"Olé! What a great week and a great bunch of people. It was amazing to experience the racing at such close quarters, but it was also a lot of fun to enjoy our time together off the bike and on non-race days. The Spanish cities seemed so vibrant and welcoming. I will definitely visit the Vuelta again in future"
(V.B. - Vuelta a España 2014)
Often the most intimate and accessible of the Grand Tours, La Vuelta is earning itself a growing reputation as often the most exciting of the Grand Tours. Peppered with 'killer climbs' and benefiting from more 'open' racing than either the Tour or the Giro, the race is becoming a favourite with many fans.
Whilst the finalé in Madrid or a wind-blown stage in the flatlands can each provide a worthwhile spectating experience, for us the best way to see the racing at its very best is to head to the mountains.
Ride a key climb for yourself, choose a vantage point with an extended view of the road, set up camp and wait for the fireworks. You'll enjoy the fiesta atmosphere generated by thousands of other enthusiasts, then the growing sense of anticipation as the first TV helicopters come into view (often below you).

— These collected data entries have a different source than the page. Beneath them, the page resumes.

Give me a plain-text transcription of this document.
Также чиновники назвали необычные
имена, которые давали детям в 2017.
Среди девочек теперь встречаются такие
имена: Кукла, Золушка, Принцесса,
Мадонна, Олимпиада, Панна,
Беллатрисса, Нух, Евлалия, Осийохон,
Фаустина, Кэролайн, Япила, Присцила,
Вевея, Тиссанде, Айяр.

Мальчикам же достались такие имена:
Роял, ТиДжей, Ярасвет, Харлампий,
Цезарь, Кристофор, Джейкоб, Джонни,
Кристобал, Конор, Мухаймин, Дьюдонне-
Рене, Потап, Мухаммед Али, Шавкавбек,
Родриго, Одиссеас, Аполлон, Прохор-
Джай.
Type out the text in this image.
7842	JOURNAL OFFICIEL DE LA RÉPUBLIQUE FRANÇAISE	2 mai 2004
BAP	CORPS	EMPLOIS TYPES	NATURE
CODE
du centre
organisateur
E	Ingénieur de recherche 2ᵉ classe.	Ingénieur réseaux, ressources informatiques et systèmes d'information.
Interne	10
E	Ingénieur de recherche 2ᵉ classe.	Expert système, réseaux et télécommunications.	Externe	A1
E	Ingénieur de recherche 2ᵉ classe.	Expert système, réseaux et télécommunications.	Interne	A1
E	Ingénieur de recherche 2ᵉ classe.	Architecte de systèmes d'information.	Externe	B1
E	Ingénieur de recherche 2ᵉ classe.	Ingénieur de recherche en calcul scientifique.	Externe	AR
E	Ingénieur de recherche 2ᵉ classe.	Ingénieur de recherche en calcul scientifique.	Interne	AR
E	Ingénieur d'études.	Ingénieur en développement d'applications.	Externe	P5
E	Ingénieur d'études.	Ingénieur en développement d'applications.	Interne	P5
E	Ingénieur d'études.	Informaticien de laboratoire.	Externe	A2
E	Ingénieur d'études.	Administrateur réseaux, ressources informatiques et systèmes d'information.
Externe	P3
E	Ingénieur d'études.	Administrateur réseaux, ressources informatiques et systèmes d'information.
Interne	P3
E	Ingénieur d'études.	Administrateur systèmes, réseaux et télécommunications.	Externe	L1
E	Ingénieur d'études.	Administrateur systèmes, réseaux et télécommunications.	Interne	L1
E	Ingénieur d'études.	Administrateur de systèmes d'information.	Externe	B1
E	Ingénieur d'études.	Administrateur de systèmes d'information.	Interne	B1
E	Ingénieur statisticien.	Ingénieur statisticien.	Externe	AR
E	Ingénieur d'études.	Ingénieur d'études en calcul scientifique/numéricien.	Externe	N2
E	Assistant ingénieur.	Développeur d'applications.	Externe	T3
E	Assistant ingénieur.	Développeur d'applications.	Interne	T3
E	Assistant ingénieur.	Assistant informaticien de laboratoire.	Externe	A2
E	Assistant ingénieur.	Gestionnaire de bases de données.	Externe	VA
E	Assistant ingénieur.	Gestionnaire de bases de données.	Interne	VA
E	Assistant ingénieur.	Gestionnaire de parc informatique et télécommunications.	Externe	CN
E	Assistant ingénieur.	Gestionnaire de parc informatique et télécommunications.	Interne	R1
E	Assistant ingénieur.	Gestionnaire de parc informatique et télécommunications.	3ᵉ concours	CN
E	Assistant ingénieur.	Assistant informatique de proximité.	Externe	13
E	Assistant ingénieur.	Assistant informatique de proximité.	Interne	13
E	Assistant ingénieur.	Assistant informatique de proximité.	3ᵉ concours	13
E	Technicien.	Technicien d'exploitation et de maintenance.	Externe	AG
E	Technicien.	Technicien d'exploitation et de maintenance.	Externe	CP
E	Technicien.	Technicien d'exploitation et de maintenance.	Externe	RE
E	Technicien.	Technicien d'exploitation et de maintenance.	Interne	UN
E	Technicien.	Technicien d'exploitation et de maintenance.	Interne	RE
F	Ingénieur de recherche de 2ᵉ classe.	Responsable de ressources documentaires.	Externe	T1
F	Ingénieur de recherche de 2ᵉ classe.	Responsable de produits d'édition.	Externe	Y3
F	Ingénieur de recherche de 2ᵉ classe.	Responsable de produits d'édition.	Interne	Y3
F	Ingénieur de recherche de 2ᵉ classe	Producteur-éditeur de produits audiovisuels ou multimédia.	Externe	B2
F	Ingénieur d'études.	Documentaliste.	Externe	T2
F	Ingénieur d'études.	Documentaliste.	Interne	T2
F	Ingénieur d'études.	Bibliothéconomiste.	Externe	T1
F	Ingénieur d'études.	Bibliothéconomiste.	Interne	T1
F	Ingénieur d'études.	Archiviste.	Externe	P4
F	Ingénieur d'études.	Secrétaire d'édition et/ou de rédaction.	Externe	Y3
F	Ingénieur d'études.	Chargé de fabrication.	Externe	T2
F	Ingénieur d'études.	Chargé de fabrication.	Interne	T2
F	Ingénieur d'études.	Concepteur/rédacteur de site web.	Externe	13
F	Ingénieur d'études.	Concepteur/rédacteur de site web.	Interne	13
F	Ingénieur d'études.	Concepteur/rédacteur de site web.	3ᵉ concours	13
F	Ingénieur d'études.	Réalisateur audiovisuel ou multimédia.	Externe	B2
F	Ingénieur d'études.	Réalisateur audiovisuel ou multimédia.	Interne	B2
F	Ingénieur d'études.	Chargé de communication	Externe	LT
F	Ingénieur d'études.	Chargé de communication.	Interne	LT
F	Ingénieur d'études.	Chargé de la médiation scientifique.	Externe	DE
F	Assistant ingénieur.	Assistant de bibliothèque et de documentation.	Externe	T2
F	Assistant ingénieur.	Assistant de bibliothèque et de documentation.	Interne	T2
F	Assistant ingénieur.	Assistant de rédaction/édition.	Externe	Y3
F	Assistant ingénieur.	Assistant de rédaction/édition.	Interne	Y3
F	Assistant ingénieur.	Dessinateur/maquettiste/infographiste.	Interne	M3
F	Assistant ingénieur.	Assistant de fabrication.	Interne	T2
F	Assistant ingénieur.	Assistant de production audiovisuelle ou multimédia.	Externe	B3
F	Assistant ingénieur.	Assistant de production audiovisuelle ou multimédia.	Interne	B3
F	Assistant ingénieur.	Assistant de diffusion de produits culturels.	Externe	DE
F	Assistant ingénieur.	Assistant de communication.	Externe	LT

Soon, there's your first glimpse (maybe 2-3km away) of the breakaway as they hove into view on a lower slope. How far adrift are the GC contenders and their super-domestiques? Is race radio reporting that any of the significant players have already been dropped? Then the lead police motorcycles and commissaire vehicles pass by and finally the race is right there in front of you - within touching distance. The crowds roar on the breakaways and their GC favourites, then turn their attention to a more 'consoling' level of support for the burnt-out domestiques sacrificed on the lower slopes and for the sprinters' 'gruppetto'. Perhaps 20-30 minutes after the first rider came into view the broom wagon rolls by and the crowds collectively exhale. Who grabbed the best photographs? Did you get to see the whites of Froome/Quintana/Nibali/Porte/Contador's (delete as applicable) eyes? Who looked the strongest?
And the experience doesn't end there. For the cyclists there remains the exhilarating thrill of descending back down to the valley floor in what is always a surprisingly orderly 'peloton' of thousands of other riders.
For 2017 we will be concentrating our tour on the stages in the provinces of Alicante and Almeria to give guests a compelling mix of decisive racing, stunning scenery and authentic Spanish cuisine. There will be guided rides to some of the best vantage points on Stages 8, 9, 10 & 11, with highlights coming on the CAlto de Puig Llorença (Stage 9) and at the space observatory finish at Cala Alto on Stage 11. Outside of race days, there will be opportunities to tackle other famous Vuelta climbs or to relax and take in the local tourist sites. You may even find a way to 'tag along' with a pro team's 'recovery ride' during the Alicante rest day on Monday 28 Aug.
Accommodation will be in cyclist-friendly 3-star and 2-star hotels providing comfortable rooms, good food and easy access to the race route.